MIAMI – A mysterious outage in transmission of live testimony from Pakistan has temporarily halted the South Florida trial of an elderly Muslim cleric accused of supporting terrorism.
The video feed to a Miami federal courtroom was cut off Tuesday and restoration efforts failed. Neither lawyers for 77-year-old Hafiz Khan nor the U.S. Justice Department could explain what happened Wednesday, but it caused the trial to be delayed until next week. Khan is standing trial in Florida, but some defense witnesses were supposed to testify by video feed from Pakistan.
Khan attorney Khurrum Wahid said he got a call from an unknown number at the Islamabad hotel where the witnesses were appearing in which the caller told him "they would cut off the feed." Wahid said officials at Pakistan's Interior and Foreign Affairs ministries with whom he had been in contact had no knowledge of the outage.
Wahid also said hotel employees told him men who appeared to be police officers were seen taking photos of people inside the building. Local technical staff who had been helping with the live video testimony failed to show up Wednesday, he added.
"They are concerned about their safety at this point," Wahid said.
Khan, imam at a Miami mosque, is charged with funneling at least $50,000 in cash to the Pakistani Taliban, which the U.S. lists as a violent terrorist organization and one that has long battled the Pakistani military. The witnesses in Pakistan were testifying on Khan's behalf, contending that money he sent was for family members and peaceful purposes, such as a religious school he owns in the Swat Valley.
Only one witness gave complete testimony: Ali Rehman, who claimed money Khan sent him was used mainly for family business and personal interests such as investment in a potato chip factory. A second witness, suspected Taliban fighter Noor Mohammed, only got as far as denying the Taliban connection when the feed went dead Tuesday.
Given the Pakistani outage, Wahid asked U.S. District Judge Robert Scola to allow the video testimony to be shifted to a third country, most likely the United Arab Emirates. Most of the 11 defense witnesses in Pakistan have either refused to travel to the U.S. to testify or have been unable to obtain visas in time.
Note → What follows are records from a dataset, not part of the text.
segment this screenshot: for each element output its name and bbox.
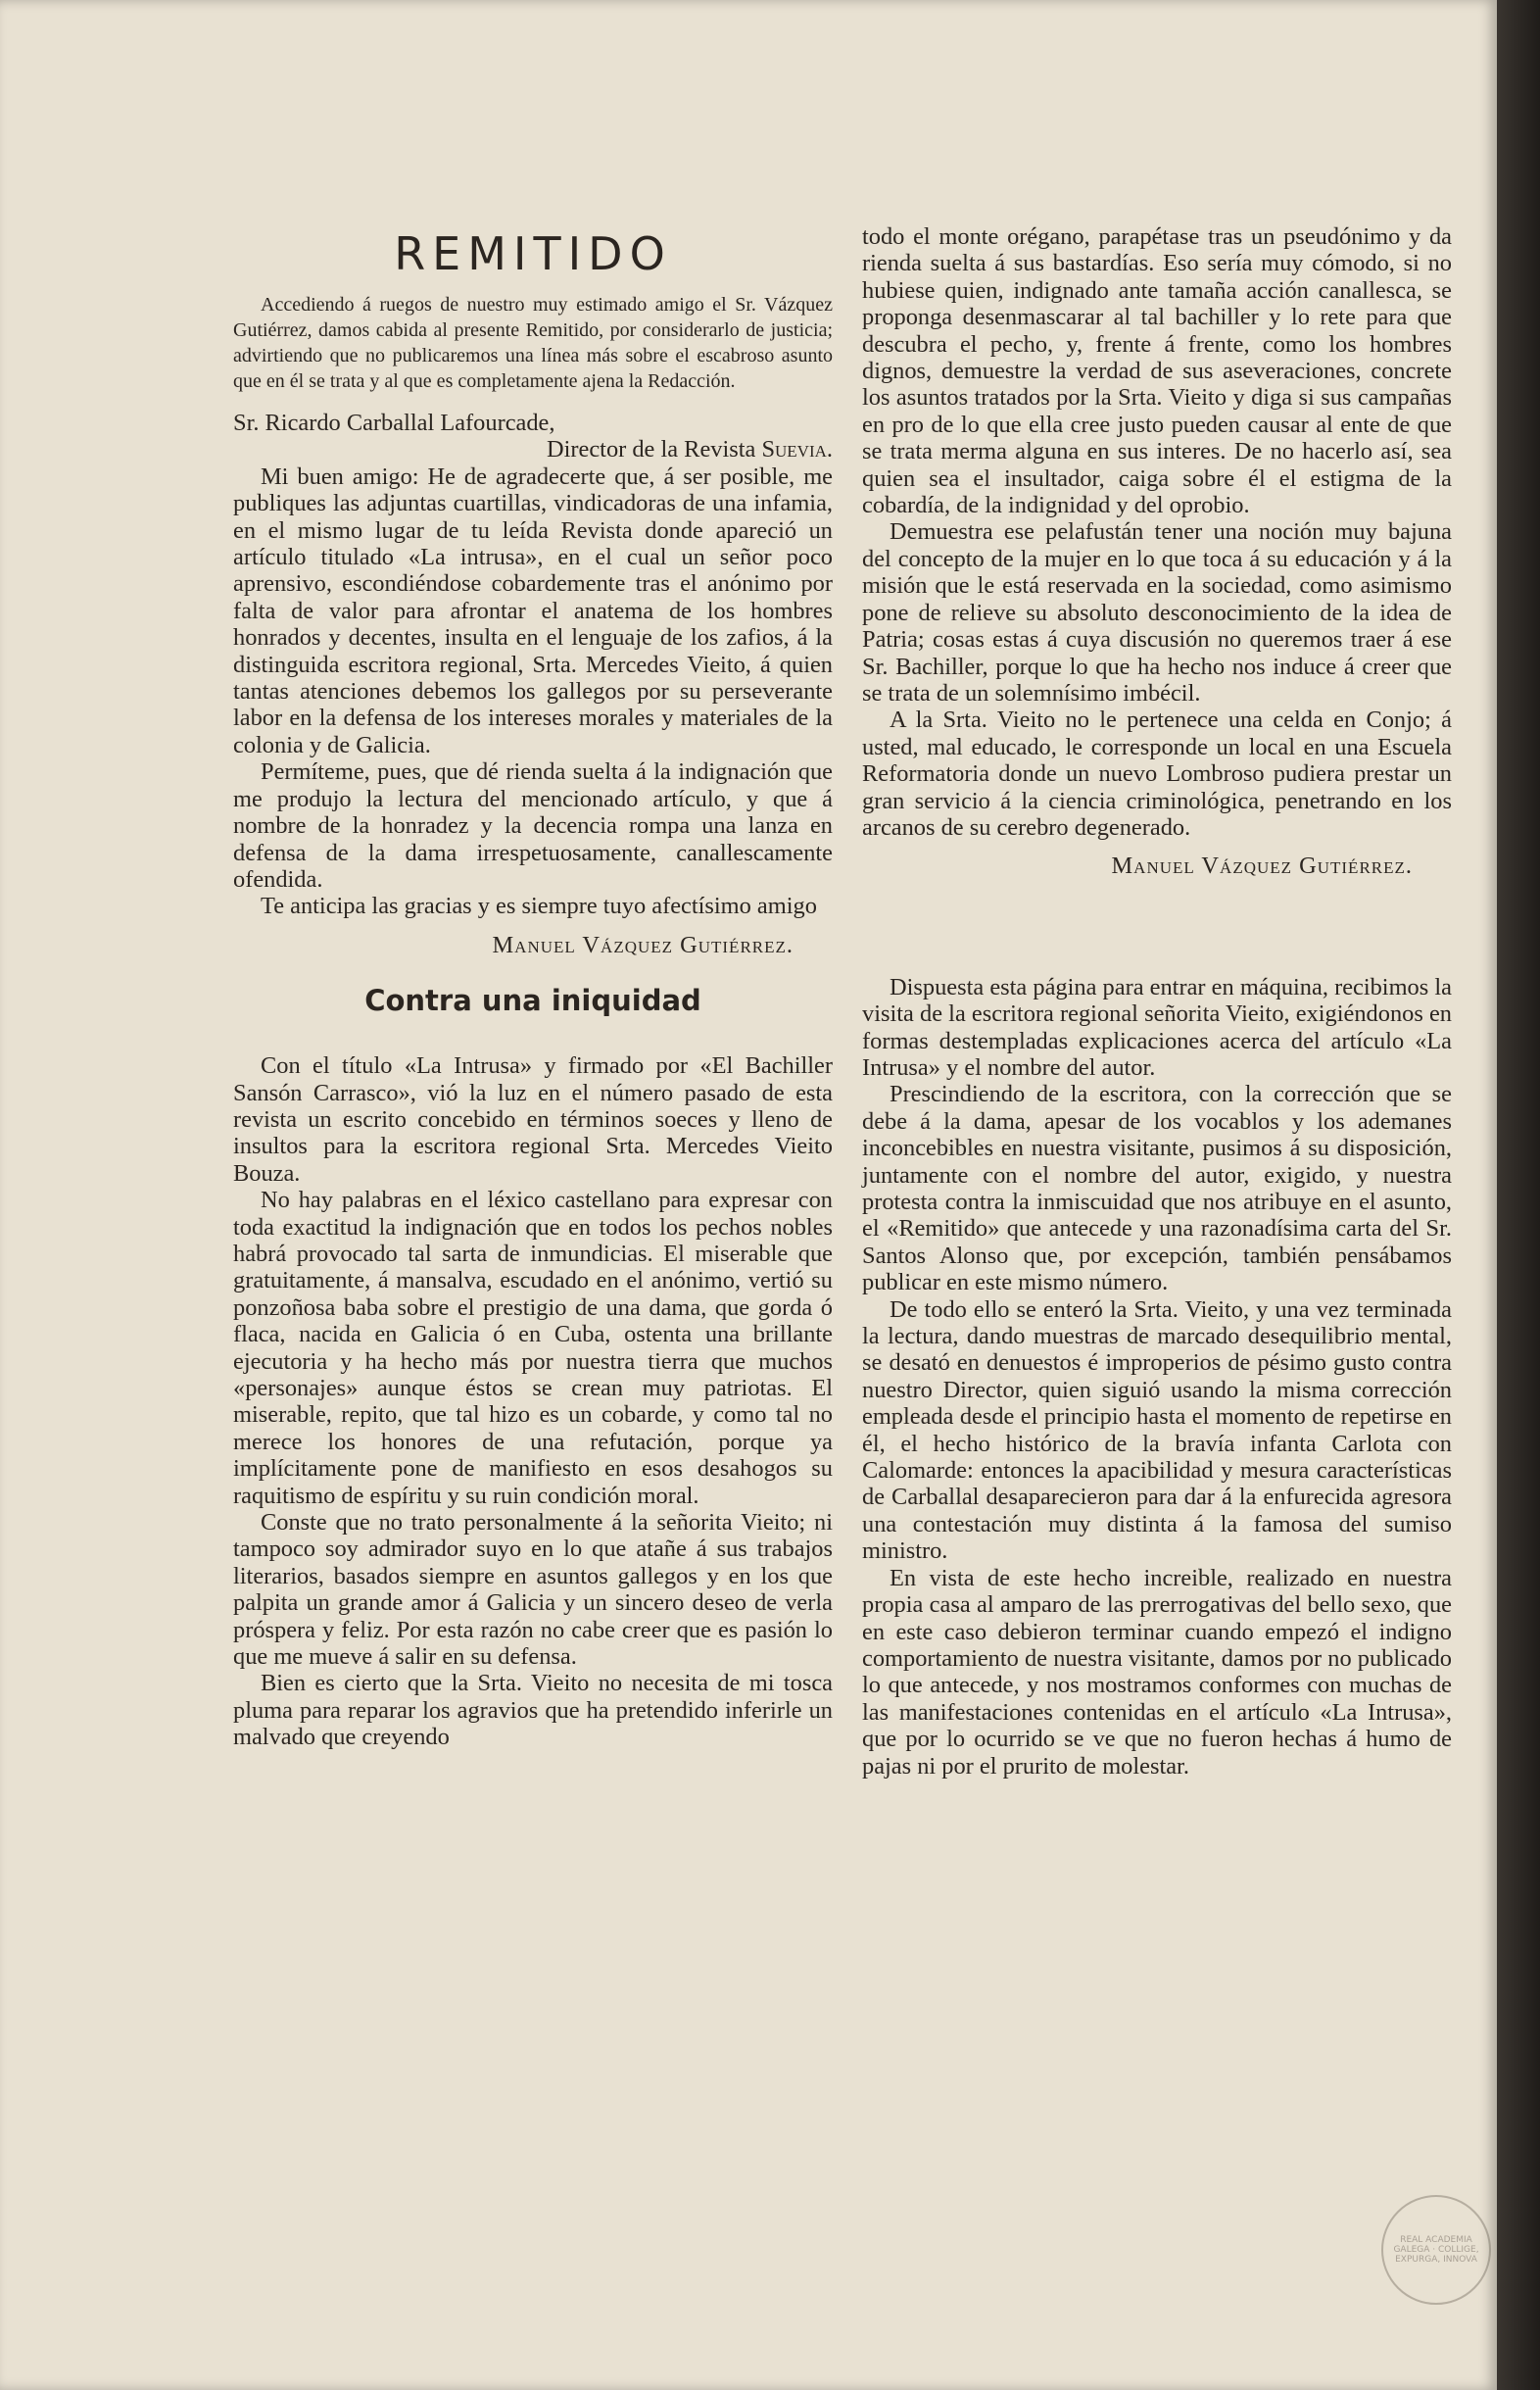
- letter-addressee-title: [233, 436, 833, 463]
- editorial-paragraph: En vista de este hecho increible, realizado en nuestra propia casa al amparo de las prerrogativas del bello sexo, que en este caso debieron terminar cuando empezó el indigno comportamiento de nuestra visitante, damos por no publicado lo que antecede, y nos mostramos conformes con muchas de las manifestaciones contenidas en el artículo «La Intrusa», que por lo ocurrido se ve que no fueron hechas á humo de pajas ni por el prurito de molestar.: [862, 1564, 1452, 1780]
- article-signature: Manuel Vázquez Gutiérrez.: [1111, 853, 1413, 880]
- letter-paragraph: Te anticipa las gracias y es siempre tuyo afectísimo amigo: [261, 893, 817, 920]
- library-stamp: [1381, 2195, 1491, 2305]
- letter-salutation: Sr. Ricardo Carballal Lafourcade,: [233, 410, 555, 436]
- body-paragraph: Bien es cierto que la Srta. Vieito no necesita de mi tosca pluma para reparar los agravios que ha pretendido inferirle un malvado que creyendo: [233, 1670, 833, 1751]
- director-prefix: Director de la Revista: [547, 436, 756, 463]
- right-column: [862, 223, 1452, 1780]
- spacer: [862, 905, 1452, 974]
- letter-paragraph: Mi buen amigo: He de agradecerte que, á ser posible, me publiques las adjuntas cuartillas, vindicadoras de una infamia, en el mismo lugar de tu leída Revista donde apareció un artículo titulado «La intrusa», en el cual un señor poco aprensivo, escondiéndose cobardemente tras el anónimo por falta de valor para afrontar el anatema de los hombres honrados y decentes, insulta en el lenguaje de los zafios, á la distinguida escritora regional, Srta. Mercedes Vieito, á quien tantas atenciones debemos los gallegos por su perseverante labor en la defensa de los intereses morales y materiales de la colonia y de Galicia.: [233, 463, 833, 758]
- letter-paragraph: Permíteme, pues, que dé rienda suelta á la indignación que me produjo la lectura del mencionado artículo, y que á nombre de la honradez y la decencia rompa una lanza en defensa de la dama irrespetuosamente, canallescamente ofendida.: [233, 758, 833, 893]
- left-column: [233, 225, 833, 1751]
- section-subtitle: Contra una iniquidad: [364, 984, 701, 1018]
- editorial-intro: Accediendo á ruegos de nuestro muy estimado amigo el Sr. Vázquez Gutiérrez, damos cabida al presente Remitido, por considerarlo de justicia; advirtiendo que no publicaremos una línea más sobre el escabroso asunto que en él se trata y al que es completamente ajena la Redacción.: [233, 294, 833, 392]
- body-paragraph: Demuestra ese pelafustán tener una noción muy bajuna del concepto de la mujer en lo que toca á su educación y á la misión que le está reservada en la sociedad, como asimismo pone de relieve su absoluto desconocimiento de la idea de Patria; cosas estas á cuya discusión no queremos traer á ese Sr. Bachiller, porque lo que ha hecho nos induce á creer que se trata de un solemnísimo imbécil.: [862, 518, 1452, 707]
- editorial-paragraph: Dispuesta esta página para entrar en máquina, recibimos la visita de la escritora regional señorita Vieito, exigiéndonos en formas destempladas explicaciones acerca del artículo «La Intrusa» y el nombre del autor.: [862, 973, 1452, 1081]
- article-title: REMITIDO: [394, 227, 672, 280]
- editorial-paragraph: Prescindiendo de la escritora, con la corrección que se debe á la dama, apesar de los vocablos y los ademanes inconcebibles en nuestra visitante, pusimos á su disposición, juntamente con el nombre del autor, exigido, y nuestra protesta contra la inmiscuidad que nos atribuye en el asunto, el «Remitido» que antecede y una razonadísima carta del Sr. Santos Alonso que, por excepción, también pensábamos publicar en este mismo número.: [862, 1081, 1452, 1296]
- body-paragraph: Conste que no trato personalmente á la señorita Vieito; ni tampoco soy admirador suyo en lo que atañe á sus trabajos literarios, basados siempre en asuntos gallegos y en los que palpita un grande amor á Galicia y un sincero deseo de verla próspera y feliz. Por esta razón no cabe creer que es pasión lo que me mueve á salir en su defensa.: [233, 1509, 833, 1671]
- body-paragraph: todo el monte orégano, parapétase tras un pseudónimo y da rienda suelta á sus bastardías. Eso sería muy cómodo, si no hubiese quien, indignado ante tamaña acción canallesca, se proponga desenmascarar al tal bachiller y lo rete para que descubra el pecho, y, frente á frente, como los hombres dignos, demuestre la verdad de sus aseveraciones, concrete los asuntos tratados por la Srta. Vieito y diga si sus campañas en pro de lo que ella cree justo pueden causar al ente de que se trata merma alguna en sus interes. De no hacerlo así, sea quien sea el insultador, caiga sobre él el estigma de la cobardía, de la indignidad y del oprobio.: [862, 223, 1452, 519]
- letter-signature: Manuel Vázquez Gutiérrez.: [492, 931, 794, 958]
- body-paragraph: Con el título «La Intrusa» y firmado por «El Bachiller Sansón Carrasco», vió la luz en el número pasado de esta revista un escrito concebido en términos soeces y lleno de insultos para la escritora regional Srta. Mercedes Vieito Bouza.: [233, 1052, 833, 1187]
- editorial-paragraph: De todo ello se enteró la Srta. Vieito, y una vez terminada la lectura, dando muestras de marcado desequilibrio mental, se desató en denuestos é improperios de pésimo gusto contra nuestro Director, quien siguió usando la misma corrección empleada desde el principio hasta el momento de repetirse en él, el hecho histórico de la bravía infanta Carlota con Calomarde: entonces la apacibilidad y mesura características de Carballal desaparecieron para dar á la enfurecida agresora una contestación muy distinta á la famosa del sumiso ministro.: [862, 1295, 1452, 1565]
- stamp-text: REAL ACADEMIA GALEGA · COLLIGE, EXPURGA, INNOVA: [1393, 2235, 1479, 2265]
- body-paragraph: A la Srta. Vieito no le pertenece una celda en Conjo; á usted, mal educado, le corresponde un local en una Escuela Reformatoria donde un nuevo Lombroso pudiera prestar un gran servicio á la ciencia criminológica, penetrando en los arcanos de su cerebro degenerado.: [862, 707, 1452, 841]
- magazine-name: Suevia.: [761, 436, 833, 463]
- body-paragraph: No hay palabras en el léxico castellano para expresar con toda exactitud la indignación que en todos los pechos nobles habrá provocado tal sarta de inmundicias. El miserable que gratuitamente, á mansalva, escudado en el anónimo, vertió su ponzoñosa baba sobre el prestigio de una dama, que gorda ó flaca, nacida en Galicia ó en Cuba, ostenta una brillante ejecutoria y ha hecho más por nuestra tierra que muchos «personajes» aunque éstos se crean muy patriotas. El miserable, repito, que tal hizo es un cobarde, y como tal no merece los honores de una refutación, porque ya implícitamente pone de manifiesto en esos desahogos su raquitismo de espíritu y su ruin condición moral.: [233, 1187, 833, 1509]
- book-edge: [1497, 0, 1540, 2390]
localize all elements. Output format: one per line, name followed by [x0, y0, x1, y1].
A clearly frustrated Scola gave Wahid and federal prosecutors until Friday to figure out an alternative plan to either use the U.A.E. or have some witnesses travel to the U.S. Jurors were told to return Tuesday.
"One way or the other, that's the last accommodation I'm making," Scola said.
Assistant U.S. Attorney John Shipley, one of four prosecutors on the case, said an FBI attaché at the U.S. Embassy in Islamabad was unable to determine the cause of the outage after contacting six Pakistani agencies. Shipley accused Khan's defense team of trying to go "under the radar screen" by failing to obtain written Pakistani permission — as Scola had ordered — for the testimony to take place.
"The defense was trying to see how far along it could go before it was shut down," Shipley said.
Wahid, however, said he did his best to comply and that two Pakistani government agencies and the hotel staff were fully aware of what was taking place.
"We did everything we could possibly do. We did not thumb our nose at the court's order," he said.